DBSCAN is another useful clustering algorithm, which stands for Density-Based Spatial Clustering of Applications with Noise. There are several advantages of using DBSCAN: 1) it does not require to know the number of clusters in advance, 2) it can capture clusters of very complex shapes, and 3) most importantly, it is extremely useful in identifying outliers or points that are not part of any cluster.
The DBSCAN analysis with min_samples=10 and eps=2.4 yielded the highest Silhouette Coefficient of 0.63 and identified only one cluster with 11 outliers. Those were: ATL(2004), ATL(2005), ATL (2006), JFK(2007), EWR(2008), HPN(2009), ORD(2010), ORD(2011), ORD(2012), ORD(2013), ORD(2014).
Agglomerative Hierarchical Clustering
Hierarchical clustering is the last clustering approach that I will review here, and just like DBSCAN, it does not require a predetermined number of clusters. One advantage of hierarchical clustering over k-means clustering is that it produces a dendrogram, a tree-based representation of observations. The algorism looks for dissimilarities between a pair of observations. The concept of dissimilarity is extended to a pair of groups of observations, and this extension is achieved by introducing the notion of linkage, which detects the dissimilarity between the two groups. Average and complete linkages are usually preferred over single linkage. The complete linkage measures the farthest pair of points, and the average linkage measures the average dissimilarity over all pairs. Because the complete linkage can have problems with crowding (and the observations here are pretty crowded), I used the average linkage in addition to the complete linkage.
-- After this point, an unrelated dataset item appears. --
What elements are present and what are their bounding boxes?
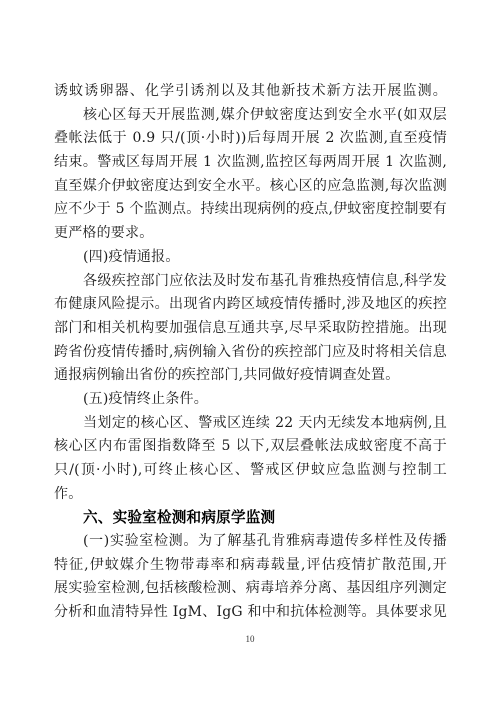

It looks like the complete linkage behaves similarly to k-means analysis and the average linkage behaves similarly to DBSCAN. Indeed, we can see that the average linkage identified an outlier (observation #609 – HPN in 2009). The same outlier (and more) was observed in the DBSCAN analysis. In addition, the average linkage yielded a much higher Cophenetic correlation than the complete linkage (0.83 vs. 0.67).
To illustrate my point better, I presented the observations in a two-dimensional space and compared them to the k-means clusters.
As seen above, the hierarchical clustering with the complete linkage forms two clusters – just like in the case of the k-means analysis. On the other hand, the hierarchical clustering with the average linkage forms one cluster and one outlier – just like in the case of the DBSCAN analysis. In reality, it forms two clusters, but because the second cluster consists only of one observation, the average linkage method serves as an outlier detector in this case.
Conclusion
The clustering techniques above identified two clusters and several outliers. First, the principal component analysis identified three major components (PC1, PC2, and PC3) that cumulatively explained 85% of all variance for airport delays. PC1 explained 54% of all airport delays while PC1 and PC2 together explained 73% of all airport delays. K-means analysis, on the other hand, identified two major clusters. However, a relatively low Silhouette coefficient and high distortion signaled a presence of cohesion among the clusters. Performing k-means cluster analysis on the PCA-transformed data improved the Silhouette and inertia scores and slightly decreased the cohesion. DBSCAN analysis revealed only one major cluster with several outliers: ATL(2004), ATL(2005), ATL (2006), JFK(2007), EWR(2008), HPN(2009), ORD(2010), ORD(2011), ORD(2012), ORD(2013), ORD(2014).
The same phenomenon was observed in the hierarchical clustering. The complete linkage method vs. average linkage method yielded a lower Cophenetic correlation, confirming the presence of high cohesion among clusters. The average linkage behaved identically to DBSCAN and identified one cluster and one outlier, HPN(2009).
The evidence above indicates that flight delays in the U.S. form two meaningful and useful clusters. K-means and the hierarchical clustering with an average linkage identified these clusters. However, because the clusters revealed some cohesiveness with each other, DBSCAN and the hierarchical clustering with the average linkage identified only one cluster with outliers. It is very likely that removing the outliers will result in only one meaningful cluster.